Product Review: Lyle's Black Treacle – Flapjacks, Gingerbreads, Stews and More!
Tasty Black Treacle Tins
What can you do with Black Treacle?
Sometimes you just impulse-buy a product right off the shelf – especially when it's on offer at a great price, and then you get it home. And then you scratch you head, and wonder why exactly you bought it, and what the heck you're going to do with it now that you've got it.

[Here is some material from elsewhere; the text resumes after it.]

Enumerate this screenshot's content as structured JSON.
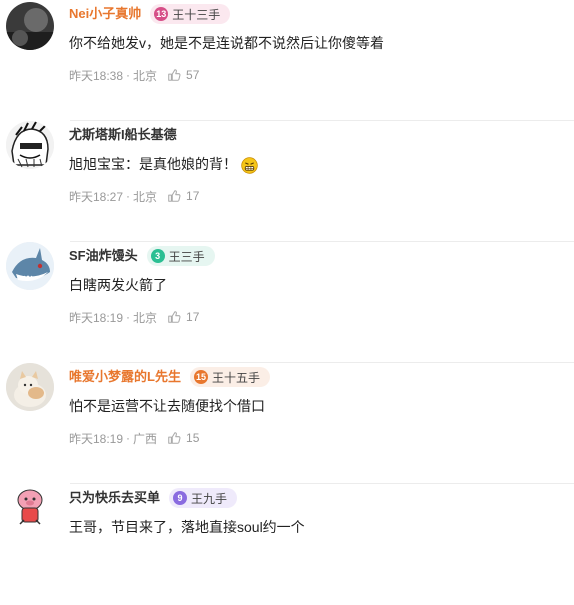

It's amazing just how cheap black treacle and molasses is, when you compare it with golden syrup. It's even more amazingly cheap when you compare it with honey. (Seriously. What is it with the price of honey these days. It would be cheaper to thicken up champagne with gold dust and swill oysters and caviar down with the end result.) The only problem is, black treacle isn't really a like-for-like substitution in recipes for either golden syrup or honey. It is extremely similar in texture: as far as the structure of the finished product is concerned, it is an adequate replacement. However, the taste is completely different, and extremely strong. The result isn't always unpleasant, but it is distinctly unlike the original intent and might not be to everyone's taste.
What is black treacle or molasses good for, and specially intended for? The association most people – or bakers, at least – would have with it is with gingerbread. For a strong, fiery gingerbread, black treacle is just right: dark and strong and almost savoury in its richness. I've been known to put it in flapjacks, too, but you'd need to be used to the flavour to acquire a taste for the end result.
Lyle's Black Treacle is probably the most well-known brand on the market, and in fact I'd be hard put to it to think of any other brand easily available. The tins are very like the Tate & Lyle Golden Syrup tins, except they are red rather than green and gold. But they still have the iconic lion and bees on the front!